The deals hasn’t been finalised, as terms of the agreement have been speculated to include a condition for the buyer to walk away at any time. However Fairfax and Blackberry will negotiate and finalise a transaction agreement by November 4 when the fall of BlackBerry will be official.

BlackBerry made major announcements last Friday which included:

  • It was cutting 4,500 jobs — between 35-40% of its workforce in an attempt to slash costs by 50 per cent and shift its focus back to competing mainly for the business customers
  • An estimated loss of nearly $1 billion in its second quarter mainly due to unsold Z10 phones
  • A reduction in its product offering from 6 phones to only two high-end devices and two entry-level
  • Revenue was expected to have been $US1.6 billion in the second quarter, almost half of the amount analysts had anticipated. Sales of phones during that time totaled 3.7 million, with the majority being older models. (Apple, by comparison, sold 31.2 million iPhones.)

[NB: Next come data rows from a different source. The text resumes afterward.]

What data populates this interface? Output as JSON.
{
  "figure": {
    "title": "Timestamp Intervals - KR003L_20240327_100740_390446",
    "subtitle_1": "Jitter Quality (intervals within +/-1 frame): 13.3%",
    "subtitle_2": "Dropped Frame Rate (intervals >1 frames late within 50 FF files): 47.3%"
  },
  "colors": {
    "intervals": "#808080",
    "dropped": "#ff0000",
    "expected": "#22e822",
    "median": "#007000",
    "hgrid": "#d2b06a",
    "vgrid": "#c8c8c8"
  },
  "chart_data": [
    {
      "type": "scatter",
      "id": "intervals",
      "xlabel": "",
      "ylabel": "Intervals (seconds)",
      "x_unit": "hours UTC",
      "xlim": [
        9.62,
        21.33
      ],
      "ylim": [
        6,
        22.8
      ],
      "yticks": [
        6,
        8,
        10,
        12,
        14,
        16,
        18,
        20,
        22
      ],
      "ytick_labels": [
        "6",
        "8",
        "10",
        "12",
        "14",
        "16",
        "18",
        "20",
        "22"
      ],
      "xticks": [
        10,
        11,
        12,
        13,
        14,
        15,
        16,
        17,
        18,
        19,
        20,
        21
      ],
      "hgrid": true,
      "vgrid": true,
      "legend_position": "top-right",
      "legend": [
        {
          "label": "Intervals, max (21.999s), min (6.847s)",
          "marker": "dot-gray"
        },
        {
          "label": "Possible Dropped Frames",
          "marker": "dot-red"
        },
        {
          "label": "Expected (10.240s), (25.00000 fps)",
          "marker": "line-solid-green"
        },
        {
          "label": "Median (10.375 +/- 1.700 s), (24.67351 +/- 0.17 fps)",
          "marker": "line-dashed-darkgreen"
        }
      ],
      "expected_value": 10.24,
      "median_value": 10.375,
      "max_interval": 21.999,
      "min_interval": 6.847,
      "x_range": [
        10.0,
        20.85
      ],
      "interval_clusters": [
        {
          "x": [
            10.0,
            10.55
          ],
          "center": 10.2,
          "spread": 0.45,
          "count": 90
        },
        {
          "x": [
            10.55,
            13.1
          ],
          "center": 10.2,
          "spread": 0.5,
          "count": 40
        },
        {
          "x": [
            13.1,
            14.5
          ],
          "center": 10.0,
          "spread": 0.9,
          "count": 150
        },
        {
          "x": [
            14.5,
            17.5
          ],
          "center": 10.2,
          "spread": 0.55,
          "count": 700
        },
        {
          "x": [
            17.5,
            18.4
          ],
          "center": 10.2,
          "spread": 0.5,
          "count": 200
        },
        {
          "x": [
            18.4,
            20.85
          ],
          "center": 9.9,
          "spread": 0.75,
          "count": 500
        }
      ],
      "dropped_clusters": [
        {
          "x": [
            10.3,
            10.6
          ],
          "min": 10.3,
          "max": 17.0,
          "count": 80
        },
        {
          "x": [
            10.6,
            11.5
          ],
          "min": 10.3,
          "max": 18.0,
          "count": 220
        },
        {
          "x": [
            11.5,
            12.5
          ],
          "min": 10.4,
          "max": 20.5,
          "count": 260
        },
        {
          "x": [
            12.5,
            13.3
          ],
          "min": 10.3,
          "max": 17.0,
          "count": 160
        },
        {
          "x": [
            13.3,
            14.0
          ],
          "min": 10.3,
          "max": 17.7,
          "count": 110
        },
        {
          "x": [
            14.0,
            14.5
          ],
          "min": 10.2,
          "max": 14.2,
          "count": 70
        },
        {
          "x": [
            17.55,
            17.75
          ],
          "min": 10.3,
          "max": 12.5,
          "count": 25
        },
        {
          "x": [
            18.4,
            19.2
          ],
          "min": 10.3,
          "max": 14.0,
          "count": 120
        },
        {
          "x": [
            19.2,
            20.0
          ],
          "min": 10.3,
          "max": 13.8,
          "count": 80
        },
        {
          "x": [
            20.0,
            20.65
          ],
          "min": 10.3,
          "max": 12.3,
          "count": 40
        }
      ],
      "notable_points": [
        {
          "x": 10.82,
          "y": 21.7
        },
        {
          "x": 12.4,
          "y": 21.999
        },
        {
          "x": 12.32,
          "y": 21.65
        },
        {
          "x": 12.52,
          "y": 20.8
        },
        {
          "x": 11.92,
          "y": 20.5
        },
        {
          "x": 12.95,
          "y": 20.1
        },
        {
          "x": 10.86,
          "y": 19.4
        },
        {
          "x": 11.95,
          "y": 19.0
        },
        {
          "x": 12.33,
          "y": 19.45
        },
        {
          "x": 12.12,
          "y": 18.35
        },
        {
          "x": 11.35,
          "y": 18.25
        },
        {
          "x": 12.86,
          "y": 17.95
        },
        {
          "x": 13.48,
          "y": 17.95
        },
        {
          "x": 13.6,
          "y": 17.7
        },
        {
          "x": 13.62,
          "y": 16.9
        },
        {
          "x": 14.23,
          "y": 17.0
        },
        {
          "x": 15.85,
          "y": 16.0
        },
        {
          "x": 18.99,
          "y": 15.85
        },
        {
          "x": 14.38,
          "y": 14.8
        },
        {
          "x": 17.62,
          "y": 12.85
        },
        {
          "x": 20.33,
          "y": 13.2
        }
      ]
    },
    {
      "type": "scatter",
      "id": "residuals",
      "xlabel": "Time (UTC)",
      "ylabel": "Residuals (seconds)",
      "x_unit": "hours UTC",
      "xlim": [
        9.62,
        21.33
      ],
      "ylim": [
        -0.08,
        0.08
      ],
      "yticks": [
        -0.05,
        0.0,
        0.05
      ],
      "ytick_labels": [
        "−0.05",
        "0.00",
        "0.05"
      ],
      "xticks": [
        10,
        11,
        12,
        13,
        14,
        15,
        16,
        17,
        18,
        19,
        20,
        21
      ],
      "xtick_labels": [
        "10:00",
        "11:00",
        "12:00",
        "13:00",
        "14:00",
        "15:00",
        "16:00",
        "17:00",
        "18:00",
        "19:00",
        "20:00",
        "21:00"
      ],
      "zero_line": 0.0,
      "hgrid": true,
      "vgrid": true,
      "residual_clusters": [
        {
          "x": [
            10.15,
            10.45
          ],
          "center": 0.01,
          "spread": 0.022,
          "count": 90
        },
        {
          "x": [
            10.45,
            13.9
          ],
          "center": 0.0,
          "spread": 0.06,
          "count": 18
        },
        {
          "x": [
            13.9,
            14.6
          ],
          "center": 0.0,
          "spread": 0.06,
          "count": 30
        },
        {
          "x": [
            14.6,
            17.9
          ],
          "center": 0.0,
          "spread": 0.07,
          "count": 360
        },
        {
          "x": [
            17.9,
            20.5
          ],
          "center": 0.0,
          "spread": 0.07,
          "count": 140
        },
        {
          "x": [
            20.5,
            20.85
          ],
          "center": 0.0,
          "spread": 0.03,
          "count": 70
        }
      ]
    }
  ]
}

How the mighty have fallen

During BlackBerry’s peak:

  • Mid-2007, BlackBerry was worth more than $100 billion (Canada’s most valuable company)
  • Autumn of 2009, BlackBerry’s smartphones enjoyed global market share of over 20 per cent including 51 per cent of the North American (their piece of the pie has since evaporated to just 1.5 per cent)
  • BlackBerry smartphones were a symbol of corporate and political power

Marketing failures

  • New competitors entering the smartphone marketing market (Apple and Google)
    • Who were using better hardware in their flag ship phones
    • Creating their own ecosystem of devices, services and software (e.g. Apple: iTunes, App Store, Garage Band, Keynote and Android: Gmail, Youtube, Google Drive, Maps)
    • Which threatened BlackBerry primary target segment, the enterprise users, but as their market share diminished they were slow to identify other user groups to focus on
  • Lack of innovation and adapting to competition
    • Stubbornness to hold onto certain ‘features’ which were becoming out of date *cough* KEYBOARD *cough*
    • Under developed and stagnant app store
    • Couldn’t penetrate into the tablet market i.e. PlayBook (BlackBerry’s tablet) was a flop that gained no traction with its user base
    • Instead of embracing change the market place the company was resisting it. They were resting on their laurels from the successes they gained in the past instead of looking into the future.
  • Customers loyalty and giving their brand champions a reason to fight for them
    • Postponing a weekend launch of an Android and iPhone app for its BlackBerry Messenger
    • Brand identity was being eroded, as newer devices weren’t as reliable with higher rates of breakages
    • Not listening to feedback from customers e.g. only in it’s latest operating system were BlackBerry users able to swap SIMs hassle free

I think there’s a lot to learn from BlackBerry, and it’s a great example of the life cycle of a company.